The Secret to Getting Unstuck

Everyone assumed the problem was time—the implementers still had to design homes and run the business. “We were so busy with day-to-day operations that we couldn’t find time to step back and work on the business,” says Greg McCall.

Greg, who describes himself as the company’s “reader and integrator,” had just finished a book called The Art of Doing Twice the Work in Half the Time. It was an introduction to Scrum, an agile framework designed for small software development teams who work in short iterations and track progress in daily 15-minute standup meetings. The term gets its name from a rugby formation where players gather in a tightly packed mob and work together to move the ball. It seems chaotic but everyone knows where ball is.

Similarly, a business Scrum may seem disorderly, but it’s an effective way to keep people from different parts of a process improvement working towards a common goal. It’s common in the corporate world, but not so much in residential construction.

Could it help disentangle McCall’s bee’s nest? They decided to give it a shot.

All six members of the implementation team started coming to work 15 minutes early to gather as a group with Greg, who served as facilitator and coach. They met in a room with no chairs. Meetings weren’t allowed to go past the allotted 15 minutes and always followed the same format.

“We would go around the room,” says Greg. “Each team member would report on what they worked on yesterday, what they intended to work on today, and what obstacles they were facing.”

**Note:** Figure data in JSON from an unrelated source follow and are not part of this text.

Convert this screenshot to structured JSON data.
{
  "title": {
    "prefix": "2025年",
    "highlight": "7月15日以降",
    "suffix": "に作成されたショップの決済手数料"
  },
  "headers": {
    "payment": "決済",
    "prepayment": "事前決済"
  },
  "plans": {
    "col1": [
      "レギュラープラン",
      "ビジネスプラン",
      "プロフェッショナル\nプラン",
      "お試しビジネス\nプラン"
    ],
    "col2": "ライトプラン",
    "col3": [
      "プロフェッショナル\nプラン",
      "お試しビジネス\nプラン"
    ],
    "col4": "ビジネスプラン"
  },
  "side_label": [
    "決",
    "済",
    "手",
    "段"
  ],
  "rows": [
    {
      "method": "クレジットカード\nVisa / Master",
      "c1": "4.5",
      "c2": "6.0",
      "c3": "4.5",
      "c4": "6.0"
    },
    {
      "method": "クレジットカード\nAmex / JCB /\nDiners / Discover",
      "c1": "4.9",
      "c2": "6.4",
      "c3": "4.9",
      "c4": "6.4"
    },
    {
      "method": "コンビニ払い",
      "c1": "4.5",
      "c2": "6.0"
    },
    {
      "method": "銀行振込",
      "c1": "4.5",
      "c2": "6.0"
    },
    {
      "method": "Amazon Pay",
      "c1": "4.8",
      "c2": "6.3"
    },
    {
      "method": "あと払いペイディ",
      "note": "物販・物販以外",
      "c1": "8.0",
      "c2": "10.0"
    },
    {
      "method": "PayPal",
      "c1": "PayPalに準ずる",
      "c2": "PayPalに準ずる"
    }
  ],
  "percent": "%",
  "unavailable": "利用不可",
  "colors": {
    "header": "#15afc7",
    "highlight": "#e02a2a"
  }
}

The meetings were part of an iterative process in that the information shared during those 15 minutes helped set that day’s tasks. Each member left the meeting with a goal. The drafter might commit to finish entering a particular floor plan into Vertex, including all wall sections, by the next day. The purchasing manager might agree to getting the options for one master bath into Pipeline. Each team member set aside an hour or two every day for the BIM project, leaving the rest of the day for their normal tasks.

If anyone hit a roadblock, the group would discuss ways to get them past it, including who would help them.

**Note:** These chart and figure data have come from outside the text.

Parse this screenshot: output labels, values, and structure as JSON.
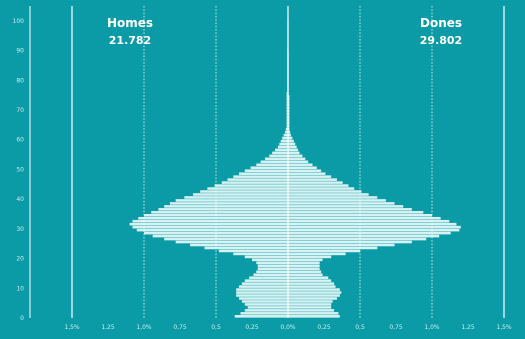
{
  "chart_data": {
    "type": "bar",
    "orientation": "horizontal-population-pyramid",
    "colors": {
      "background": "#0a9ba6",
      "bars": "#d6f2f2",
      "grid": "#ffffff"
    },
    "grid": true,
    "series": [
      {
        "name": "Homes",
        "total": "21.782",
        "side": "left"
      },
      {
        "name": "Dones",
        "total": "29.802",
        "side": "right"
      }
    ],
    "xlim": [
      -1.5,
      1.5
    ],
    "ylim": [
      0,
      105
    ],
    "x_tick_values": [
      -1.5,
      -1.25,
      -1.0,
      -0.75,
      -0.5,
      -0.25,
      0,
      0.25,
      0.5,
      0.75,
      1.0,
      1.25,
      1.5
    ],
    "x_tick_labels": [
      "1,5%",
      "1,25",
      "1,0%",
      "0,75",
      "0,5",
      "0,25",
      "0,0%",
      "0,25",
      "0,5",
      "0,75",
      "1,0%",
      "1,25",
      "1,5%"
    ],
    "y_tick_values": [
      0,
      10,
      20,
      30,
      40,
      50,
      60,
      70,
      80,
      90,
      100
    ],
    "y_tick_labels": [
      "0",
      "10",
      "20",
      "30",
      "40",
      "50",
      "60",
      "70",
      "80",
      "90",
      "100"
    ],
    "ages": [
      0,
      1,
      2,
      3,
      4,
      5,
      6,
      7,
      8,
      9,
      10,
      11,
      12,
      13,
      14,
      15,
      16,
      17,
      18,
      19,
      20,
      21,
      22,
      23,
      24,
      25,
      26,
      27,
      28,
      29,
      30,
      31,
      32,
      33,
      34,
      35,
      36,
      37,
      38,
      39,
      40,
      41,
      42,
      43,
      44,
      45,
      46,
      47,
      48,
      49,
      50,
      51,
      52,
      53,
      54,
      55,
      56,
      57,
      58,
      59,
      60,
      61,
      62,
      63,
      64,
      65,
      66,
      67,
      68,
      69,
      70,
      71,
      72,
      73,
      74,
      75,
      76,
      77,
      78,
      79,
      80,
      81,
      82,
      83,
      84,
      85,
      86,
      87,
      88,
      89,
      90,
      91,
      92,
      93,
      94,
      95,
      96,
      97,
      98,
      99,
      100
    ],
    "men": [
      0.37,
      0.33,
      0.3,
      0.28,
      0.3,
      0.32,
      0.34,
      0.36,
      0.36,
      0.36,
      0.34,
      0.32,
      0.3,
      0.27,
      0.24,
      0.22,
      0.21,
      0.21,
      0.22,
      0.25,
      0.3,
      0.38,
      0.48,
      0.58,
      0.68,
      0.78,
      0.86,
      0.94,
      1.0,
      1.05,
      1.08,
      1.1,
      1.08,
      1.04,
      1.0,
      0.95,
      0.9,
      0.86,
      0.82,
      0.78,
      0.72,
      0.66,
      0.61,
      0.56,
      0.51,
      0.46,
      0.42,
      0.38,
      0.34,
      0.3,
      0.26,
      0.22,
      0.19,
      0.16,
      0.13,
      0.11,
      0.09,
      0.07,
      0.06,
      0.05,
      0.04,
      0.03,
      0.02,
      0.015,
      0.01,
      0.01,
      0.01,
      0.01,
      0.01,
      0.01,
      0.01,
      0.01,
      0.01,
      0.01,
      0.01,
      0.01,
      0.005,
      0.005,
      0.005,
      0.005,
      0.005,
      0.005,
      0.005,
      0.005,
      0.005,
      0.005,
      0.005,
      0.005,
      0.005,
      0.005,
      0.005,
      0.003,
      0.003,
      0.003,
      0.003,
      0.003,
      0.003,
      0.003,
      0.003,
      0.003,
      0.003
    ],
    "women": [
      0.36,
      0.35,
      0.32,
      0.3,
      0.3,
      0.31,
      0.34,
      0.36,
      0.37,
      0.36,
      0.33,
      0.32,
      0.3,
      0.28,
      0.24,
      0.23,
      0.22,
      0.22,
      0.22,
      0.24,
      0.3,
      0.4,
      0.5,
      0.62,
      0.74,
      0.86,
      0.96,
      1.05,
      1.13,
      1.19,
      1.2,
      1.17,
      1.12,
      1.06,
      1.0,
      0.94,
      0.86,
      0.8,
      0.74,
      0.68,
      0.62,
      0.56,
      0.51,
      0.46,
      0.42,
      0.38,
      0.34,
      0.3,
      0.26,
      0.23,
      0.2,
      0.17,
      0.14,
      0.12,
      0.1,
      0.08,
      0.07,
      0.06,
      0.05,
      0.04,
      0.03,
      0.02,
      0.015,
      0.01,
      0.01,
      0.01,
      0.01,
      0.01,
      0.01,
      0.01,
      0.01,
      0.01,
      0.01,
      0.01,
      0.01,
      0.005,
      0.005,
      0.005,
      0.005,
      0.005,
      0.005,
      0.005,
      0.005,
      0.005,
      0.005,
      0.005,
      0.005,
      0.005,
      0.005,
      0.005,
      0.003,
      0.003,
      0.003,
      0.003,
      0.003,
      0.003,
      0.003,
      0.003,
      0.003,
      0.003,
      0.003
    ]
  }
}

It soon became clear that a lack of time hadn’t been the problem after all. The real problem was that each person had been working in their own silo. Once they started coming together every day—communicating as a real team working towards a common goal—things really speeded up. “The mutual accountability helped a lot,” says Greg. “No one wanted to let the other team members down.”

They finished the project in three months. That included getting those financials straightened out.

Transformative Lessons

Like every builder we’ve heard from who has successfully implemented BIM, Brad says it has transformed how McCall Homes operates. “We now have a drawing environment where we can draw the way we build and where changing a spec or detail in one part of the system automatically updates the rest of the system,” he says. “Hannah, our drafter, draws the house then outputs a file with all key measures. That comes to Pipeline, which generates estimates and materials lists. It also updates BuilderMT, which creates purchase orders and budgets. Everything is more accurate.”

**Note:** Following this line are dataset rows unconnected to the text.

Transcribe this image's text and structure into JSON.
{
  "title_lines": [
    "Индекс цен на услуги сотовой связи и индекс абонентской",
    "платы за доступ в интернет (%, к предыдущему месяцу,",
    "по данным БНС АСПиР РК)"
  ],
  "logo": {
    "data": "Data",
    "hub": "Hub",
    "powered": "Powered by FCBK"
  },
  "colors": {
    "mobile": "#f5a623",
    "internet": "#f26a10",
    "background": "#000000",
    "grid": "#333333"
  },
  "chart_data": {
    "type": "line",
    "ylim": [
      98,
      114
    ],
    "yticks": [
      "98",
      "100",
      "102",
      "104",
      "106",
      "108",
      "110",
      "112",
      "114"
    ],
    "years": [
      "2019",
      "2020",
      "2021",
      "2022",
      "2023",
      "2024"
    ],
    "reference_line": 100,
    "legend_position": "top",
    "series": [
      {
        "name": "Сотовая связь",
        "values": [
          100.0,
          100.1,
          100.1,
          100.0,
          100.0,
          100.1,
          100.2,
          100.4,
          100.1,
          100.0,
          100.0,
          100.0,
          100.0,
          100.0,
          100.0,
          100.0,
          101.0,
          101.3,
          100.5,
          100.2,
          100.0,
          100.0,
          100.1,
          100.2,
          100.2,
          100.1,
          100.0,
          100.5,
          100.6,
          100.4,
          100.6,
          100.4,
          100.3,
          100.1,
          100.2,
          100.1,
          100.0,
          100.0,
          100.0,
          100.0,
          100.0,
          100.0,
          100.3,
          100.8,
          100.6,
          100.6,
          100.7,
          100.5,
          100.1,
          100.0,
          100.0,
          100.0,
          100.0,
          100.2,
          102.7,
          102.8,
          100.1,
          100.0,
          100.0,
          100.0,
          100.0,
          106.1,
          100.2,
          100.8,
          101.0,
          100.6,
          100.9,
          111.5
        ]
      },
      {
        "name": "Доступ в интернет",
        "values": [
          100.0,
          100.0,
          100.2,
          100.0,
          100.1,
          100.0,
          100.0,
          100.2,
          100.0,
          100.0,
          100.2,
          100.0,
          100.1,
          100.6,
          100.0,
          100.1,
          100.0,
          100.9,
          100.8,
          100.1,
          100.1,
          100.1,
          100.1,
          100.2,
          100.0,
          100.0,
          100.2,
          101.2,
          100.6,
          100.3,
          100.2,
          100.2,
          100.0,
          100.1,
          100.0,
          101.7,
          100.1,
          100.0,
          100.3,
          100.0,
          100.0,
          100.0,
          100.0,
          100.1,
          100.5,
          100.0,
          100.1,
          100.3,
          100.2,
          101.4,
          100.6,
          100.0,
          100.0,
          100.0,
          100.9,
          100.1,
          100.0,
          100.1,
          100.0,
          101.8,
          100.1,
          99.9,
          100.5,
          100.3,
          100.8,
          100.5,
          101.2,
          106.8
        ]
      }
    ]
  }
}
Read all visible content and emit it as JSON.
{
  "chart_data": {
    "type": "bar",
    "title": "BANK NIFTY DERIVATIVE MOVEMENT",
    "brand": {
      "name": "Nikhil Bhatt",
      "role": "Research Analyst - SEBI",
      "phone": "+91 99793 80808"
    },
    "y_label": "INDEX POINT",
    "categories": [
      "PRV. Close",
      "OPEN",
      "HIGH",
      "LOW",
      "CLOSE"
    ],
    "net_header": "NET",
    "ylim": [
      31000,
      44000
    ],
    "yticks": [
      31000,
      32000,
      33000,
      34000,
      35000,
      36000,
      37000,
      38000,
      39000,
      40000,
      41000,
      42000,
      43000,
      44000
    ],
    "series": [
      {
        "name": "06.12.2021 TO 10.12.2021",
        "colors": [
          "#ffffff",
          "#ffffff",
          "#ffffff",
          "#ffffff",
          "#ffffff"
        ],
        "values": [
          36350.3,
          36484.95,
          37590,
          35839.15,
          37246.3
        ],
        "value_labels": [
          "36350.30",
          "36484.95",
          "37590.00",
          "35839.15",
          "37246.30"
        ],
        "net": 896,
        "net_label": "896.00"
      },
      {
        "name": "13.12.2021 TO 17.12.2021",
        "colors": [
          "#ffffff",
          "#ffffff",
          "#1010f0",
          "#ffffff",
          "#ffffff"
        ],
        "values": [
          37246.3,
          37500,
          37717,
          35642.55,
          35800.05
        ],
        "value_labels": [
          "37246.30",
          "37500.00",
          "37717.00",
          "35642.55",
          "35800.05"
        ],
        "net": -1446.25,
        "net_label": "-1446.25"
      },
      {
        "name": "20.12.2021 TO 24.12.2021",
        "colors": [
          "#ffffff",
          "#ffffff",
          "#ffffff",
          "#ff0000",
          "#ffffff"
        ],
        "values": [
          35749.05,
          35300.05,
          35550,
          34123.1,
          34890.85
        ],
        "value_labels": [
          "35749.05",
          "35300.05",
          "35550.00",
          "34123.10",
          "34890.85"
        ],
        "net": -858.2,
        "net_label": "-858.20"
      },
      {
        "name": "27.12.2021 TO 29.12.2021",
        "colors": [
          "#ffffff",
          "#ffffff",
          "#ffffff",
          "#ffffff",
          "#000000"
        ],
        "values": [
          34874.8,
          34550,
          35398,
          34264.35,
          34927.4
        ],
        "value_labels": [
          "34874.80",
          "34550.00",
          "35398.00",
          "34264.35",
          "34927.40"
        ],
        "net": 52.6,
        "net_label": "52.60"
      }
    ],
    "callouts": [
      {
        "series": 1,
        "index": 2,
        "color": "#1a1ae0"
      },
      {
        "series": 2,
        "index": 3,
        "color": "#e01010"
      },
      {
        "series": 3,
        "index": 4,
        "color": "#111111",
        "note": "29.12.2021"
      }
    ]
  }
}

He credits the Scrum approach to focusing the team on making this happen and encourages other builders to try it. “Before we found our focus, everyone would put tasks off because they thought they were too busy.”

Of course procrastination and management-by-crisis isn’t unusual. “I know builders who have been working on a software implementation for two years because they haven’t found their focus,” he adds. I’ve also talked with builders who started an effort like this, then stalled and never got through it.”

Not surprisingly, the lessons have spilled over to other projects. For example when we talked with the McCalls, they were in the middle of launching a new set of plans but had fallen behind schedule. “We’ve decided to go to 15 minute standup meetings to get the project back on track,” according to Greg.

He adds that while Scrum is just one of the business process systems McCall uses, it has become part of the management culture. “Now, when a project gets bogged down we tend to say ‘this is going to be a scrum project’.”